First, modern LLMs can be thought, abstractly, as a kind of Markov model. We are taking the entire previous output as one state vector and from there we have a distribution to the next state vector, which is the updated output with another token added. The point is that there is some subtlety in what a "state" is. So that's one thing.
But the point of the usual Markov chain is that we need to figure out the next conditional probability based on the entire previous history. Making a lookup table based on an exponentially increasing history of possible combinations of tokens is impossible, so we make a lookup table on the last N tokens instead - this is an N-gram LLM or an N'th order Markov chain, where states are now individual tokens. It is much easier, but it doesn't give great results.
The main reason here is that sometimes, the last N words (or tokens, whatever) simply do not have sufficient info about what the next word should be. Often times some fragment of context way back at the beginning was much more relevant. You can increase N, but then sometimes there are a bunch of intervening grammatical filler words that are useless, and it also gets exponentially large. So the 5 most important words to look at, given the current word, could be 5 words scattered about the history, rather than the last 5. And this is always evolving and differs for each new word.
Attention solves this problem. Instead of always looking at the last 5 words, or last N words, we have a dynamically varying "score" for how relevant each of the previous words is given the current one we want to predict. This idea is closer to the way humans parse real language. A Markov model can be thought of as a very primitive version of this where we always just attend evenly to the last N tokens and ignore everything else. So you can think of attention as kind of like an infinite-order Markov chain, but with variable weights representing how important past tokens are, and which is always dynamically adjusting as the text stream goes on.

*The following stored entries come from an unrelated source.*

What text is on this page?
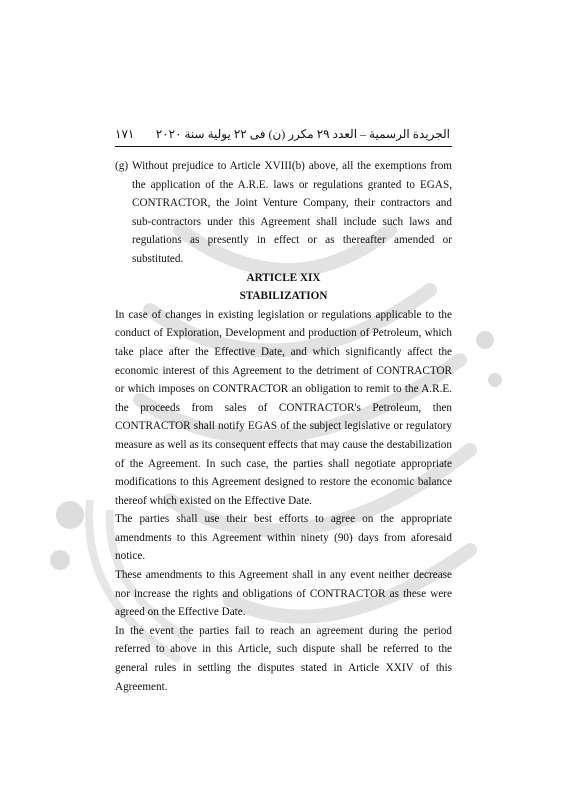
١٧١ الجريدة الرسمية – العدد ٢٩ مكرر (ن) فى ٢٢ يولية سنة ٢٠٢٠

(g) Without prejudice to Article XVIII(b) above, all the exemptions from the application of the A.R.E. laws or regulations granted to EGAS, CONTRACTOR, the Joint Venture Company, their contractors and sub-contractors under this Agreement shall include such laws and regulations as presently in effect or as thereafter amended or substituted.

ARTICLE XIX

STABILIZATION

In case of changes in existing legislation or regulations applicable to the conduct of Exploration, Development and production of Petroleum, which take place after the Effective Date, and which significantly affect the economic interest of this Agreement to the detriment of CONTRACTOR or which imposes on CONTRACTOR an obligation to remit to the A.R.E. the proceeds from sales of CONTRACTOR's Petroleum, then CONTRACTOR shall notify EGAS of the subject legislative or regulatory measure as well as its consequent effects that may cause the destabilization of the Agreement. In such case, the parties shall negotiate appropriate modifications to this Agreement designed to restore the economic balance thereof which existed on the Effective Date.

The parties shall use their best efforts to agree on the appropriate amendments to this Agreement within ninety (90) days from aforesaid notice.

These amendments to this Agreement shall in any event neither decrease nor increase the rights and obligations of CONTRACTOR as these were agreed on the Effective Date.

In the event the parties fail to reach an agreement during the period referred to above in this Article, such dispute shall be referred to the general rules in settling the disputes stated in Article XXIV of this Agreement.
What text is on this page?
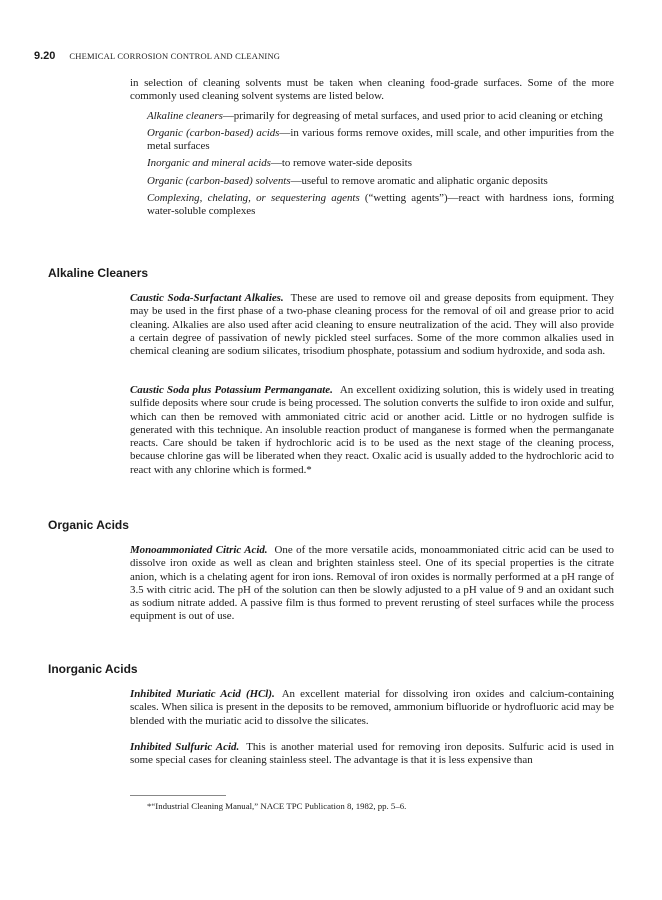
9.20 CHEMICAL CORROSION CONTROL AND CLEANING

in selection of cleaning solvents must be taken when cleaning food-grade surfaces. Some of the more commonly used cleaning solvent systems are listed below.

Alkaline cleaners—primarily for degreasing of metal surfaces, and used prior to acid cleaning or etching
Organic (carbon-based) acids—in various forms remove oxides, mill scale, and other impurities from the metal surfaces
Inorganic and mineral acids—to remove water-side deposits
Organic (carbon-based) solvents—useful to remove aromatic and aliphatic organic deposits
Complexing, chelating, or sequestering agents (“wetting agents”)—react with hardness ions, forming water-soluble complexes
Alkaline Cleaners

Caustic Soda-Surfactant Alkalies. These are used to remove oil and grease deposits from equipment. They may be used in the first phase of a two-phase cleaning process for the removal of oil and grease prior to acid cleaning. Alkalies are also used after acid cleaning to ensure neutralization of the acid. They will also provide a certain degree of passivation of newly pickled steel surfaces. Some of the more common alkalies used in chemical cleaning are sodium silicates, trisodium phosphate, potassium and sodium hydroxide, and soda ash.

Caustic Soda plus Potassium Permanganate. An excellent oxidizing solution, this is widely used in treating sulfide deposits where sour crude is being processed. The solution converts the sulfide to iron oxide and sulfur, which can then be removed with ammoniated citric acid or another acid. Little or no hydrogen sulfide is generated with this technique. An insoluble reaction product of manganese is formed when the permanganate reacts. Care should be taken if hydrochloric acid is to be used as the next stage of the cleaning process, because chlorine gas will be liberated when they react. Oxalic acid is usually added to the hydrochloric acid to react with any chlorine which is formed.*

Organic Acids

Monoammoniated Citric Acid. One of the more versatile acids, monoammoniated citric acid can be used to dissolve iron oxide as well as clean and brighten stainless steel. One of its special properties is the citrate anion, which is a chelating agent for iron ions. Removal of iron oxides is normally performed at a pH range of 3.5 with citric acid. The pH of the solution can then be slowly adjusted to a pH value of 9 and an oxidant such as sodium nitrate added. A passive film is thus formed to prevent rerusting of steel surfaces while the process equipment is out of use.

Inorganic Acids

Inhibited Muriatic Acid (HCl). An excellent material for dissolving iron oxides and calcium-containing scales. When silica is present in the deposits to be removed, ammonium bifluoride or hydrofluoric acid may be blended with the muriatic acid to dissolve the silicates.

Inhibited Sulfuric Acid. This is another material used for removing iron deposits. Sulfuric acid is used in some special cases for cleaning stainless steel. The advantage is that it is less expensive than

*“Industrial Cleaning Manual,” NACE TPC Publication 8, 1982, pp. 5–6.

The other difference is that we no longer can have a simple lookup table like we do with n-gram Markov models. Instead, we need to somehow build some complex function that takes in the previous context and computes outputs the correct next-token distribution. We cannot just store the distribution of tokens given every possible combination of previous ones (and with variable weights on top of it!), as there are infinitely many. It's kind of like we need to "compress" the hypothetically exponentially large lookup table into some kind of simple expression that lets us compute what the lookup table would be without having to store every possible output at once.
Both of these things - computing attention scores, and figuring out some formula for the next-token distribution - are currently solved with deep networks just trying to learn from data and perform gradient descent until it magically starts giving good results. But if the network isn't powerful enough, it won't give good results - maybe comparable to a more primitive n-gram model. So that's why you see what you are seeing.